Matilda

MOVIE DETAILS

Rating: 7.0 out of 10
Director: Danny DeVito
Writer: Roald Dahl, Nicholas Kazan, Robin Swicord
Star: Pam Ferris, Mara Wilson, Embeth Davidtz, Rhea Perlman, Danny DeVito
Genres: Comedy/Family/Fantasy
Release Date: August 2, 1996 (United States)

Matilda

To say Roald Dahl was a generally unpleasant person would be an understatement, perhaps that’s why his children’s stories are so appealing. He nursed grudges from childhood, he didn’t trust adults and he wasn’t moved by false sentiment. It may not make kids feel warm inside, but they know Dahl is for real: He’s writing out of strong feeling rather than to be adorable. Take the character of Trunchbull in the darkly comic new film “Matilda.” Trunchbull must be a woman because she’s somebody’s aunt, but she’s never called “Miss” and we see at once that “Mrs.” would be out of the question. A champion shot-putter and hammer-thrower in the 1972 Olympics, we’re told; now she’s a school principal and dominatrix at Crunchem Hall, a terrible grade school whose motto is: “When you are having fun, you are not learning.”

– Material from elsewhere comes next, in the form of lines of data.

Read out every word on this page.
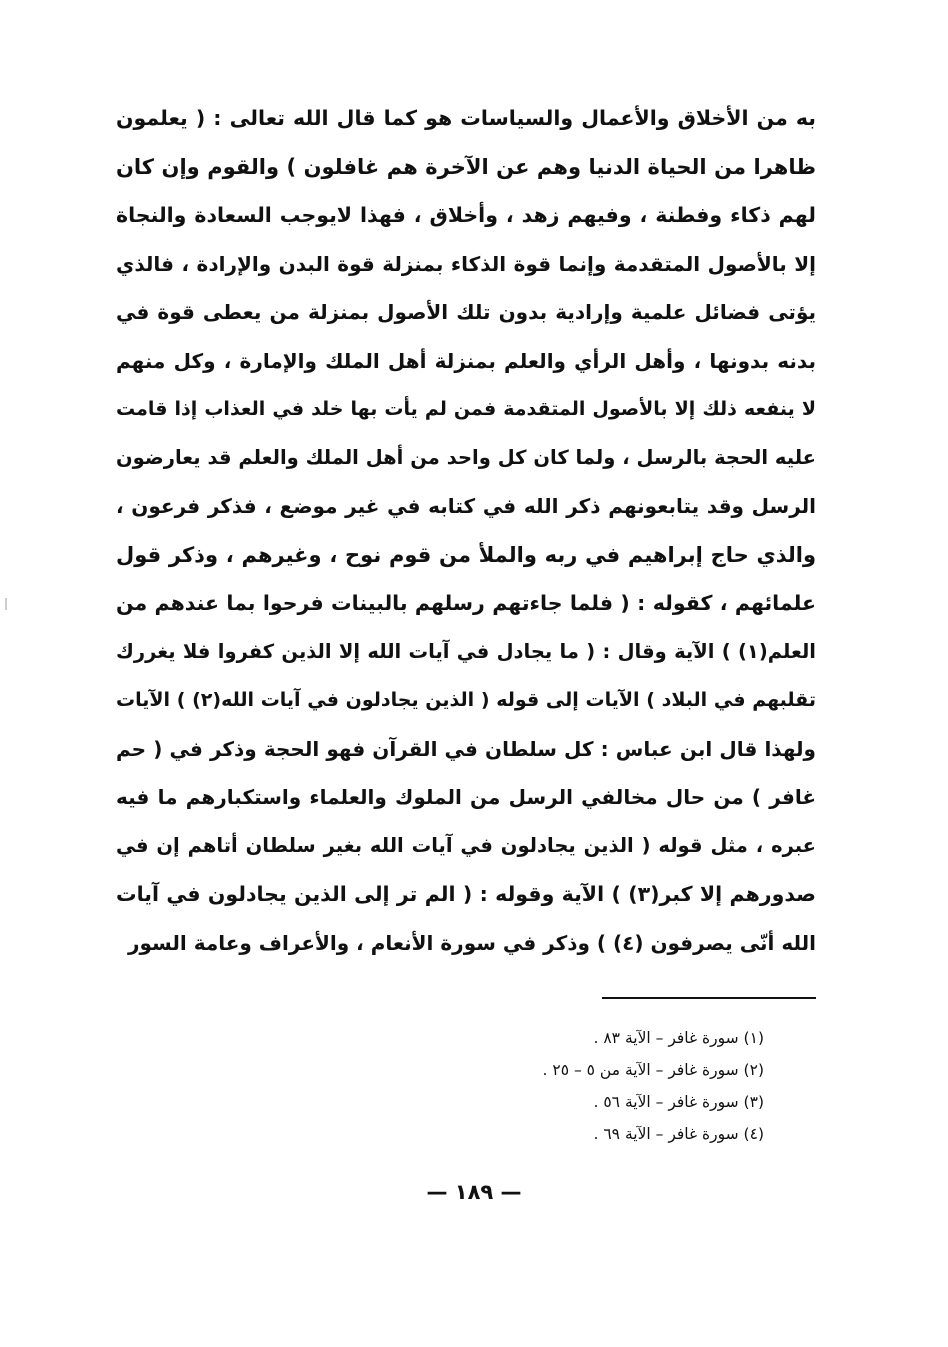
به من الأخلاق والأعمال والسياسات هو كما قال الله تعالى : ( يعلمون
ظاهرا من الحياة الدنيا وهم عن الآخرة هم غافلون ) والقوم وإن كان
لهم ذكاء وفطنة ، وفيهم زهد ، وأخلاق ، فهذا لايوجب السعادة والنجاة
إلا بالأصول المتقدمة وإنما قوة الذكاء بمنزلة قوة البدن والإرادة ، فالذي
يؤتى فضائل علمية وإرادية بدون تلك الأصول بمنزلة من يعطى قوة في
بدنه بدونها ، وأهل الرأي والعلم بمنزلة أهل الملك والإمارة ، وكل منهم
لا ينفعه ذلك إلا بالأصول المتقدمة فمن لم يأت بها خلد في العذاب إذا قامت
عليه الحجة بالرسل ، ولما كان كل واحد من أهل الملك والعلم قد يعارضون
الرسل وقد يتابعونهم ذكر الله في كتابه في غير موضع ، فذكر فرعون ،
والذي حاج إبراهيم في ربه والملأ من قوم نوح ، وغيرهم ، وذكر قول
علمائهم ، كقوله : ( فلما جاءتهم رسلهم بالبينات فرحوا بما عندهم من
العلم(١) ) الآية وقال : ( ما يجادل في آيات الله إلا الذين كفروا فلا يغررك
تقلبهم في البلاد ) الآيات إلى قوله ( الذين يجادلون في آيات الله(٢) ) الآيات
ولهذا قال ابن عباس : كل سلطان في القرآن فهو الحجة وذكر في ( حم
غافر ) من حال مخالفي الرسل من الملوك والعلماء واستكبارهم ما فيه
عبره ، مثل قوله ( الذين يجادلون في آيات الله بغير سلطان أتاهم إن في
صدورهم إلا كبر(٣) ) الآية وقوله : ( الم تر إلى الذين يجادلون في آيات
الله أنّى يصرفون (٤) ) وذكر في سورة الأنعام ، والأعراف وعامة السور
(١) سورة غافر – الآية ٨٣ .
(٢) سورة غافر – الآية من ٥ – ٢٥ .
(٣) سورة غافر – الآية ٥٦ .
(٤) سورة غافر – الآية ٦٩ .
— ١٨٩ —
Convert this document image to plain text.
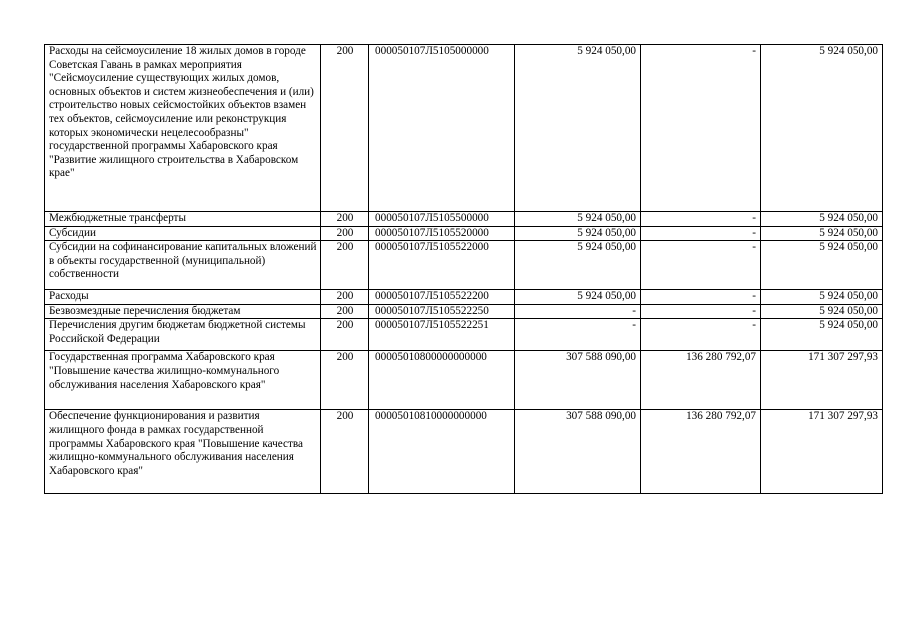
Расходы на сейсмоусиление 18 жилых домов в городе Советская Гавань в рамках мероприятия "Сейсмоусиление существующих жилых домов, основных объектов и систем жизнеобеспечения и (или) строительство новых сейсмостойких объектов взамен тех объектов, сейсмоусиление или реконструкция которых экономически нецелесообразны" государственной программы Хабаровского края "Развитие жилищного строительства в Хабаровском крае"	200	000050107Л5105000000	5 924 050,00	-	5 924 050,00
Межбюджетные трансферты	200	000050107Л5105500000	5 924 050,00	-	5 924 050,00
Субсидии	200	000050107Л5105520000	5 924 050,00	-	5 924 050,00
Субсидии на софинансирование капитальных вложений в объекты государственной (муниципальной) собственности	200	000050107Л5105522000	5 924 050,00	-	5 924 050,00
Расходы	200	000050107Л5105522200	5 924 050,00	-	5 924 050,00
Безвозмездные перечисления бюджетам	200	000050107Л5105522250	-	-	5 924 050,00
Перечисления другим бюджетам бюджетной системы Российской Федерации	200	000050107Л5105522251	-	-	5 924 050,00
Государственная программа Хабаровского края "Повышение качества жилищно-коммунального обслуживания населения Хабаровского края"	200	00005010800000000000	307 588 090,00	136 280 792,07	171 307 297,93
Обеспечение функционирования и развития жилищного фонда в рамках государственной программы Хабаровского края "Повышение качества жилищно-коммунального обслуживания населения Хабаровского края"	200	00005010810000000000	307 588 090,00	136 280 792,07	171 307 297,93
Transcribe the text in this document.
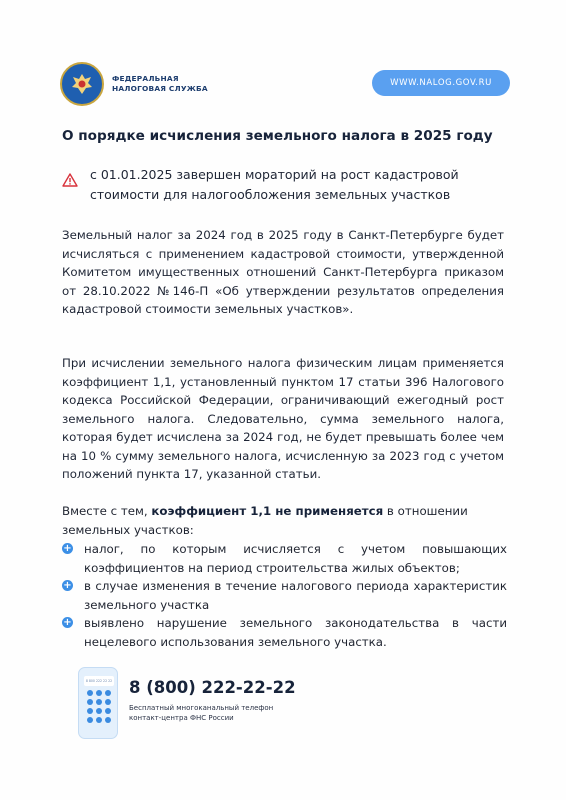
ФЕДЕРАЛЬНАЯ
НАЛОГОВАЯ СЛУЖБА
WWW.NALOG.GOV.RU
О порядке исчисления земельного налога в 2025 году
с 01.01.2025 завершен мораторий на рост кадастровой стоимости для налогообложения земельных участков
Земельный налог за 2024 год в 2025 году в Санкт-Петербурге будет исчисляться с применением кадастровой стоимости, утвержденной Комитетом имущественных отношений Санкт-Петербурга приказом от 28.10.2022 №146-П «Об утверждении результатов определения кадастровой стоимости земельных участков».
При исчислении земельного налога физическим лицам применяется коэффициент 1,1, установленный пунктом 17 статьи 396 Налогового кодекса Российской Федерации, ограничивающий ежегодный рост земельного налога. Следовательно, сумма земельного налога, которая будет исчислена за 2024 год, не будет превышать более чем на 10 % сумму земельного налога, исчисленную за 2023 год с учетом положений пункта 17, указанной статьи.
Вместе с тем, коэффициент 1,1 не применяется в отношении земельных участков:
+ налог, по которым исчисляется с учетом повышающих коэффициентов на период строительства жилых объектов;
+ в случае изменения в течение налогового периода характеристик земельного участка
+ выявлено нарушение земельного законодательства в части нецелевого использования земельного участка.
8 800 222 22 22 8 (800) 222-22-22
Бесплатный многоканальный телефон
контакт-центра ФНС России
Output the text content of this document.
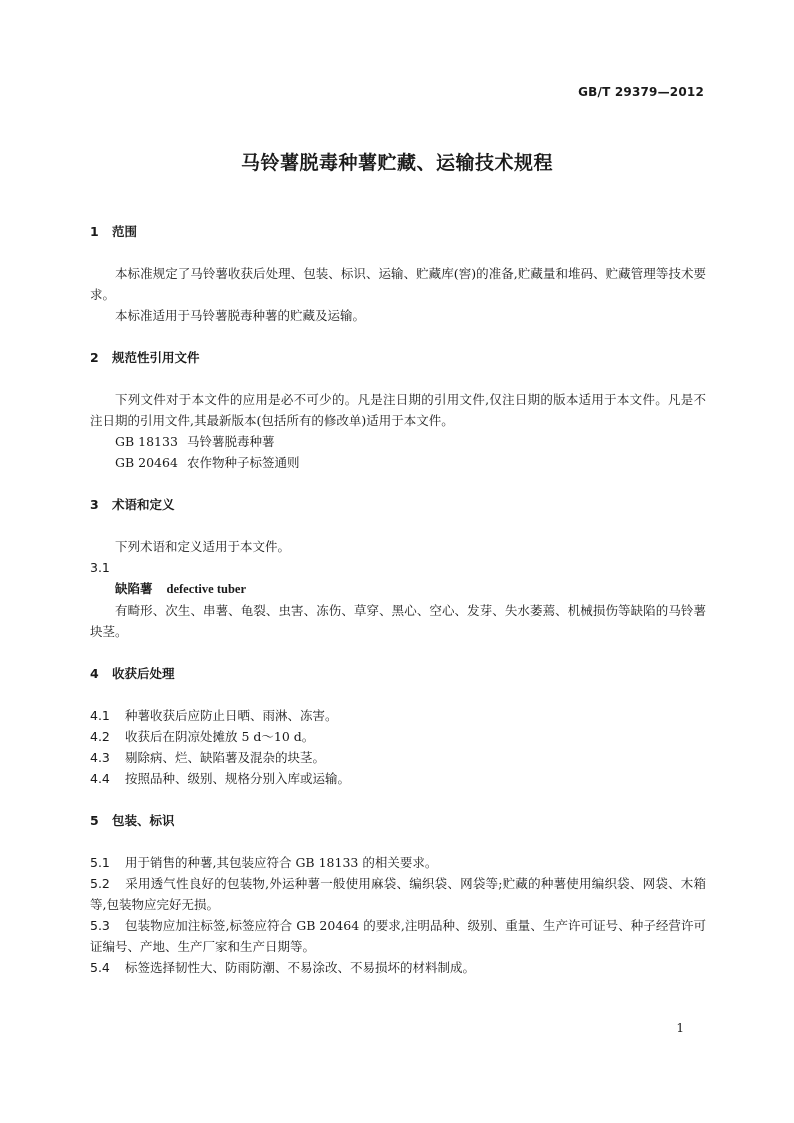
GB/T 29379—2012
马铃薯脱毒种薯贮藏、运输技术规程
1 范围

本标准规定了马铃薯收获后处理、包装、标识、运输、贮藏库(窖)的准备,贮藏量和堆码、贮藏管理等技术要求。

本标准适用于马铃薯脱毒种薯的贮藏及运输。

2 规范性引用文件

下列文件对于本文件的应用是必不可少的。凡是注日期的引用文件,仅注日期的版本适用于本文件。凡是不注日期的引用文件,其最新版本(包括所有的修改单)适用于本文件。

GB 18133 马铃薯脱毒种薯
GB 20464 农作物种子标签通则
3 术语和定义

下列术语和定义适用于本文件。

3.1
缺陷薯 defective tuber

有畸形、次生、串薯、龟裂、虫害、冻伤、草穿、黑心、空心、发芽、失水萎蔫、机械损伤等缺陷的马铃薯块茎。

4 收获后处理

4.1 种薯收获后应防止日晒、雨淋、冻害。

4.2 收获后在阴凉处摊放 5 d～10 d。

4.3 剔除病、烂、缺陷薯及混杂的块茎。

4.4 按照品种、级别、规格分别入库或运输。

5 包装、标识

5.1 用于销售的种薯,其包装应符合 GB 18133 的相关要求。

5.2 采用透气性良好的包装物,外运种薯一般使用麻袋、编织袋、网袋等;贮藏的种薯使用编织袋、网袋、木箱等,包装物应完好无损。

5.3 包装物应加注标签,标签应符合 GB 20464 的要求,注明品种、级别、重量、生产许可证号、种子经营许可证编号、产地、生产厂家和生产日期等。

5.4 标签选择韧性大、防雨防潮、不易涂改、不易损坏的材料制成。

1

To this school comes Matilda Wormwood (Mara Wilson), a very smart little girl whose parents neglect her when they’re not insulting her. Left home alone all day, Matilda has taught herself to read and walked to the library and by age 6 has read not only “Heidi” and “Ivanhoe,” but also “For Whom the Bell Tolls” and “Moby Dick.” When she tells her parents (Danny DeVito and Rhea Perlman) she wants to go to school, her dad replies: “Nonsense! Who would sign for the packages?” But when he meets the redoubtable Trunchbull he declares that at last he has found the right school for Matilda. Trunchbull is played by Pam Ferris with great spirit and well-hidden but genuine humor.

She is not nice. She tells one unfortunate child: “Sit down, you squirming worm of vomit!” Later, she calls another child “You villainous sack of dog slime!” When a cute little blond girl dares to wear her hair in pigtails, Trunchbull grabs the child by the pigtails, whirls her around and hurls her through the air like a hammer in the Olympics and of course the movie doesn’t neglect to show the girl just missing a spiked fence before landing safely in a flower bed.

Trunchbull is one of those villains kids can relish, because she’s too ridiculous to be taken seriously and yet really is mean and evil, like the wicked witch in “Snow White.” And since most children have at one time or another felt that their parents were not nice enough to them, they may also enjoy Matilda’s parents. Mr. and Mrs. Wormwood and their older son spend all their time eating fast food and watching TV; when Matilda says she’d rather read, her incredulous father cries: “Read? What do ya wanna read for when you got a perfectly good TV set right here?”

Crunchem Hall is a school that would have appalled Dickens. Children are punished by being locked alone in a steamy closet with nails sticking through its walls. But redemption comes in the form of saintly teacher Miss Honey (Embeth Davidtz), who is astonished when little Matilda does difficult math problems in her head, and eventually becomes her guardian and best friend..

“Matilda” is not even close to being a “children’s movie”, although it will most likely appeal to older children. It is a dark family comedy about dumb parents, mean teachers, and a brave little girl; so it should come as no surprise that Danny DeVito stars in and directs the film. Once you consider this, you realize that his other directing credits include “Throw Momma From the Train” and “The War of the Roses,” which tells us that he must have some sort of deep morbid fascination with dysfunctional families (the family life in his “Hoffa” was not exactly functional either).

Throughout the entire movie there is never a moment when we feel like DeVito is anything but very serious about what he’s doing (except for maybe towards the end when things start looking up). He embraces Dahl’s macabre vision. Whatever it was that hurt Dahl so much, he never let go of it; and this can be seen in all of his children’s stories (like “James and the Giant Peach” or “Charlie and the Chocolate Factory”). It seems like DeVito vibrates on the same frequency as him too. “Matilda” doesn’t talk down to kids, nor does it get overly sentimental so ultimately it comes off as genuine and sincere. Plus, it’s funny.